Déjà  - faut-il le rappeler ? – toute observation relevant du domaine des « sciences » humaines ( sociologique, historique, psychologique…etc) souffre forcément de la subjectivité de son auteur – d’où les guillemets que je me permets demettre au mot science qui a trop souvent tendance à faire croire aux lecteurs ou à l’auditeur non avertis qu’on aborde ici des démonstrations irréfutables car « scientifiquement prouvé » - quand beaucoup de chercheurs en sciences humaines ne cherchent d’ailleurs  qu’à ramener de preuves sensés allés dans le sens des théories qu’ils ont fondés  eux même  sur tel ou tel sujets.

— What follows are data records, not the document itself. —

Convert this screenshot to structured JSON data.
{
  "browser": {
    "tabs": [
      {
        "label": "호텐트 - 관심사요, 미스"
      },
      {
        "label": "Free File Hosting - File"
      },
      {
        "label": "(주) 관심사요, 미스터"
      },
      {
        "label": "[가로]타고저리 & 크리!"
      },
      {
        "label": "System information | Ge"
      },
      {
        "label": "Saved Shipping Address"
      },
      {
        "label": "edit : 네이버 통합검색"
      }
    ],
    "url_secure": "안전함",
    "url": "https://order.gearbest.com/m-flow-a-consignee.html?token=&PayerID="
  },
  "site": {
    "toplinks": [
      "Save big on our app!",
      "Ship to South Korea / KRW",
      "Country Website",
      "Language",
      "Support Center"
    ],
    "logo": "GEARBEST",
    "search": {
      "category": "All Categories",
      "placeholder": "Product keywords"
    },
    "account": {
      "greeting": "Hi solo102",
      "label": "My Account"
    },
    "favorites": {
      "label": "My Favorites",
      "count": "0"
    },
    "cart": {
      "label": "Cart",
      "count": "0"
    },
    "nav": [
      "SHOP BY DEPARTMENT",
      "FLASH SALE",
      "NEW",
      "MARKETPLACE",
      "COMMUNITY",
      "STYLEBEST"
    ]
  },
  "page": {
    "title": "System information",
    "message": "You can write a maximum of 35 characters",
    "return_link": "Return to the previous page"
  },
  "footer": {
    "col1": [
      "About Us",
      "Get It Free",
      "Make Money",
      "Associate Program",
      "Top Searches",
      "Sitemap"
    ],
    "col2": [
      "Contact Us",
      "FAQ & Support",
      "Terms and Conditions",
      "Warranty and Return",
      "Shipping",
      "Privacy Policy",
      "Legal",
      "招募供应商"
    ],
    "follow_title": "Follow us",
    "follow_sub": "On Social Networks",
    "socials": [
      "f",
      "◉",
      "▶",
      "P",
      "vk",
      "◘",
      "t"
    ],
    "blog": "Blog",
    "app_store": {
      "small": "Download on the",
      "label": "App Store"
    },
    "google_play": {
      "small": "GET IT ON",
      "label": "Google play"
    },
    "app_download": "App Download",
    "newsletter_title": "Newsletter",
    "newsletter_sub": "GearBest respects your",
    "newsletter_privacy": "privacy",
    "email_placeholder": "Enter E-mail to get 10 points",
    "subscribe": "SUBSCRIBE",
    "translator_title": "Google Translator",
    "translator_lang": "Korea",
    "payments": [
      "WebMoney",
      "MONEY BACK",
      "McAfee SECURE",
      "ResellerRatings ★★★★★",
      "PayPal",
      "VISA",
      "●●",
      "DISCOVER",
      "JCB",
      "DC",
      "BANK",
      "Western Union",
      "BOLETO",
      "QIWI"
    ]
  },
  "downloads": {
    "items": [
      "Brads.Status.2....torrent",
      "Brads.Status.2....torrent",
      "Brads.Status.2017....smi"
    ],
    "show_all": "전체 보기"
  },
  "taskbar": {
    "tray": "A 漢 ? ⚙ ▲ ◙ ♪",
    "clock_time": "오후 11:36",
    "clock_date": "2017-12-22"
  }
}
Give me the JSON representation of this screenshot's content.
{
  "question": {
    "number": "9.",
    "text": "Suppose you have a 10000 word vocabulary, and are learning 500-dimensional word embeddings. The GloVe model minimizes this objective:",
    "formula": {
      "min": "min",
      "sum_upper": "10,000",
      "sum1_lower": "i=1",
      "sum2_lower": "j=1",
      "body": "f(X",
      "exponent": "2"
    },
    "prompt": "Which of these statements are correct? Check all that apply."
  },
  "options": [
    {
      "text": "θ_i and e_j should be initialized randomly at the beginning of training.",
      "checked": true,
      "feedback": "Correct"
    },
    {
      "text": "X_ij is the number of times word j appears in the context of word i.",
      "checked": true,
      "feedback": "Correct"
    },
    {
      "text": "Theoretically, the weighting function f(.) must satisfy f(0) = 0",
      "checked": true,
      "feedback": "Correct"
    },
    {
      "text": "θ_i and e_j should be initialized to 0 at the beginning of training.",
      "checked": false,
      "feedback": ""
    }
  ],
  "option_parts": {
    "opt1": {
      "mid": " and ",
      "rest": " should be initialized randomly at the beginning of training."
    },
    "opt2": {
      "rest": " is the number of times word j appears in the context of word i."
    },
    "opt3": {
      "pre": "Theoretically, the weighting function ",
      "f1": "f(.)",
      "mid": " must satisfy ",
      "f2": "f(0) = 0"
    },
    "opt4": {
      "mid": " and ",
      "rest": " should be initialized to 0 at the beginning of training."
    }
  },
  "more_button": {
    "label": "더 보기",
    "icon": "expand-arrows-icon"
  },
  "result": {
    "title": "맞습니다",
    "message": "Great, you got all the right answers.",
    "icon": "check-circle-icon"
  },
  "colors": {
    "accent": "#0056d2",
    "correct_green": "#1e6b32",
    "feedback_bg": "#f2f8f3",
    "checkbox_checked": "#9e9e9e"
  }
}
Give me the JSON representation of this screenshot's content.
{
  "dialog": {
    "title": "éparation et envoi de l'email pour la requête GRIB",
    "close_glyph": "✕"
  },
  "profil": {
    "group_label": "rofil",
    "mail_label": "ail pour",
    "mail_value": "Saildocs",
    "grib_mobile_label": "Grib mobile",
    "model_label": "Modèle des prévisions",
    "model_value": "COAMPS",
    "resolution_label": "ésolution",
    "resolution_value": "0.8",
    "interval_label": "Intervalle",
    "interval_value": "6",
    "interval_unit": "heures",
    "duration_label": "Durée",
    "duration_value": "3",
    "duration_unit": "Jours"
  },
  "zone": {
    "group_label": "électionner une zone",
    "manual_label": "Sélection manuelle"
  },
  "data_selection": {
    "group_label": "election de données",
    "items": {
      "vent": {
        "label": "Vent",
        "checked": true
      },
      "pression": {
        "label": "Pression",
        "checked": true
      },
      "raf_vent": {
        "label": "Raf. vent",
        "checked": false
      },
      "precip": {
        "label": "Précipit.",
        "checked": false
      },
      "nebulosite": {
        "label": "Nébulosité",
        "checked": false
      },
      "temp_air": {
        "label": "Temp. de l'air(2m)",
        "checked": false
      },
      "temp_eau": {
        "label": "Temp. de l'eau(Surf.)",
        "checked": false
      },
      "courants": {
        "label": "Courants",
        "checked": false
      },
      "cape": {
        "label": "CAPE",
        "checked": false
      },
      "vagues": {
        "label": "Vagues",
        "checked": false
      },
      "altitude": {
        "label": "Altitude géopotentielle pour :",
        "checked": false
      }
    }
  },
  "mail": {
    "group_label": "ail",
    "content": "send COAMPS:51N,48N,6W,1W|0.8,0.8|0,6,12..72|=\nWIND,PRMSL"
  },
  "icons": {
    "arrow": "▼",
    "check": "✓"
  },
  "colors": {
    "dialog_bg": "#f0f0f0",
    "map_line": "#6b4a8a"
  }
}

 On reste toujours le produit d’une époque, d’un milieu sociale, d’un certains vécu qui impliquent eux même un certains nombre de préjugés et d’intentions plus ou moins conscientes… L’instruction et l’expérience nous offre l’occasion de ne pas forcément en rester  prisonnier dans l’absolu. Mais c’est parfois bien relatif.Cela vaut autant pour moi lorsque j’écris ces lignes que pour Marx et Engels, lorsqu’ils ont écris les fameux passages que certains ont cru bon de ressortir afin d’illustrer leur propos :

1)Ni l’un, ni l’autre ne sont issu de ce « lumpen prolétariat ». Ce qui ne leur interdit pas d’en parler, mais ce qui nous rappelle seulement qu’il s’agit là encore d’observations extérieurs, portant avec elles un certains nombre de préjugés de classe et de jugements guidés par les intentions politiques de leurs écrits.

2)S’ils sont à l’origine du terme Lumpenprolétariat, le rapport qu’ils ont eu avec ceux qu’ils désignaient comme lumpenprolétaires  n’a cessé d’évoluer tout au long de leurs vies, et ne peut être certainement pas résumé à quelques citations tirés de différents textes (5), portant chacun leurs propres intentions politiques, et ce à de différentes époques.  

3)On touche  ici encore à l’arnaque profonde que recèlent nombre de travaux dits « sociologiques » qui casent derrière des termes, des étiquettes, des réalités aussi différentes que chaque individus sensés appartenir à la catégorie sociologique qu’ils entendent définir. Exemple : si à leurs époques il est arrivé lors de certains épisodes que certains « sous-prolétaires » embrassent la voie de la réaction, et servent de bras armé à la classe dominante : est-ce qu’il y a franchement de quoi établir un lien entre des conditions de vies de sous prolétaire et ces choix politiques relevant de la trahison de classe ? Quand bien même un lien parviendrait-il à être établis lors de certains exemples de l’époque, cela permettrait-il d’en faire une règle universelle, capable même de dépasser les époques, les frontières, et les différents contextes sociaux, économiques et politiques – sans parler des psychologies individuelles qui font que tout lumpen-prolétaire qu’il soient l’un ne réagira pas forcément comme l’autre dans des situations identiques ?! Dans le cas dont on parle : si au XIXe siècle certains des membres des plus pauvres des classes laborieuses ont vendu  leur bras lors de certains évènements bien particulier, est-ce que les plus pauvres sont condamnés à vendre leur service à la bourgeoisie ? Bien sûr que nan… Et ça, le système la bien compris lui-même, il ne maintient  certainement pas  dans la misère une classe de sous-prolétaire dans l’espoir qu’ils lui servent de sujets contre-révolutionnaires face à des « révolutionnaires organisés » en cas de période insurrectionnels !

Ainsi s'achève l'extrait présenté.